Doch spätestens nächsten Monat, wenn die neuen Minister vor laufenden Fernsehkameras vereidigt werden und Xavier Bettel in Jean-Claude Junckers abgenutztes und verrauchtes Büro einzieht, wird es der CSV dämmern, dass sie tatsächlich die Macht verloren hat. Wenn dann laut Parteisatzung spätestens neun Monate nach den Wahlen die Parteigremien neu besetzt werden müssen, wird unter anderem der Parteipräsident die Verantwortung für die Niederlage übernehmen müssen, die er hartnäckig als Sieg darzustellen versuchte. Weil dann die Macht einen kurzen Augenblick auf der Straße liegt, trauen sich nun wieder CSJ-Aktivisten und Nachwuchspolitiker, das Erbe Jean-Claude Junckers mit denselben Rufen nach Öffnung, Demokratie und Modernisierung zu beanspruchen, wie einst die Werner- und dann die Santer-Erben.

Die Partei, die mit der harmonischen Losung „Mir mam Premier“ in den Wahlkampf gezogen war, hat bereits – und angesichts diverser Affären nicht nur zu Unrecht – in Jean-Claude Juncker den Hauptschuldigen ihres Unglücks ausgemacht. Nun scheint endlich der Augenblick gekommen, um seine durch allerlei Verirrungen der europäischen Politik immer wieder aufgeschobene Nachfolge zu regeln. Deshalb kann Jean-Claude Juncker sich seit Tagen kaum noch der Mitleidsbekundungen erwehren, des widerlichsten aller Versuche, moralische Überlegenheit zu demonstrieren. Die Parteifreunde stehen Schlange, die ihm öffentlich wünschen, dass er doch noch einen seinen Talenten angemessenen internationalen Posten möglichst weit weg von zu Hause bekleiden kann. Rasch vergessen ist, dass es Jean-Claude Juncker war, der die 1989 begonnene Erosion der CSV aufzuhalten und zu verhindern wusste, dass sie zu einer Partei wie all die anderen wurde – was ihr nun wieder blühen könnte.

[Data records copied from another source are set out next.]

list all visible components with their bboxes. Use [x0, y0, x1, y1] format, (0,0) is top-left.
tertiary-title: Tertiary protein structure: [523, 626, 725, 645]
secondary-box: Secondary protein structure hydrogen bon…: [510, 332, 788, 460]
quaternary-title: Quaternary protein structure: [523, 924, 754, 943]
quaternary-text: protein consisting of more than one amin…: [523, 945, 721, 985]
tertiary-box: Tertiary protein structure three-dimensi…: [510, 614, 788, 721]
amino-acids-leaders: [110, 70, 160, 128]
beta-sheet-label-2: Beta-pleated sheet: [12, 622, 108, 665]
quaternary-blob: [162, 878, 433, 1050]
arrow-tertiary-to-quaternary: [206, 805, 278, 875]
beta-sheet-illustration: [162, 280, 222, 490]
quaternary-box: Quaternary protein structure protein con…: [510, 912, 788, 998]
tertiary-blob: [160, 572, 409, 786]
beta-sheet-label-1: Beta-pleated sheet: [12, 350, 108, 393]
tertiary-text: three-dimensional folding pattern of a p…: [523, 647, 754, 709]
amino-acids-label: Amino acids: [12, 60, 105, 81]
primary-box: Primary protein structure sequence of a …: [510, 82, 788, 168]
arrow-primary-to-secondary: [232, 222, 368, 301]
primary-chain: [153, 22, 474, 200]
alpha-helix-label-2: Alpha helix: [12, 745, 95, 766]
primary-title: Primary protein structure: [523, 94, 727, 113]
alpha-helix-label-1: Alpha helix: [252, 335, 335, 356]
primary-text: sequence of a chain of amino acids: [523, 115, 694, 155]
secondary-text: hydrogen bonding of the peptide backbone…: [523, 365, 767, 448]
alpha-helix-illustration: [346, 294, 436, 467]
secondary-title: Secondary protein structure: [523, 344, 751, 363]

Die Verhandlungen über die Zeit nach Juncker ist auch eine Verhandlung über die politische Ausrichtung der größten Partei im Land, über den Einfluss eines rechtsliberal-technokratischen, eines volkstümlich-gewerkschaftsnahen, eines klerikal-konservativen Flügels und anderer Gesinnungen in der Volkspartei. Doch die Nachfolgeregelung wird dadurch nicht einfacher, dass Junckers potenzielle Thronfolger inzwischen in einer kaum besseren Verfassung als er selbst sind.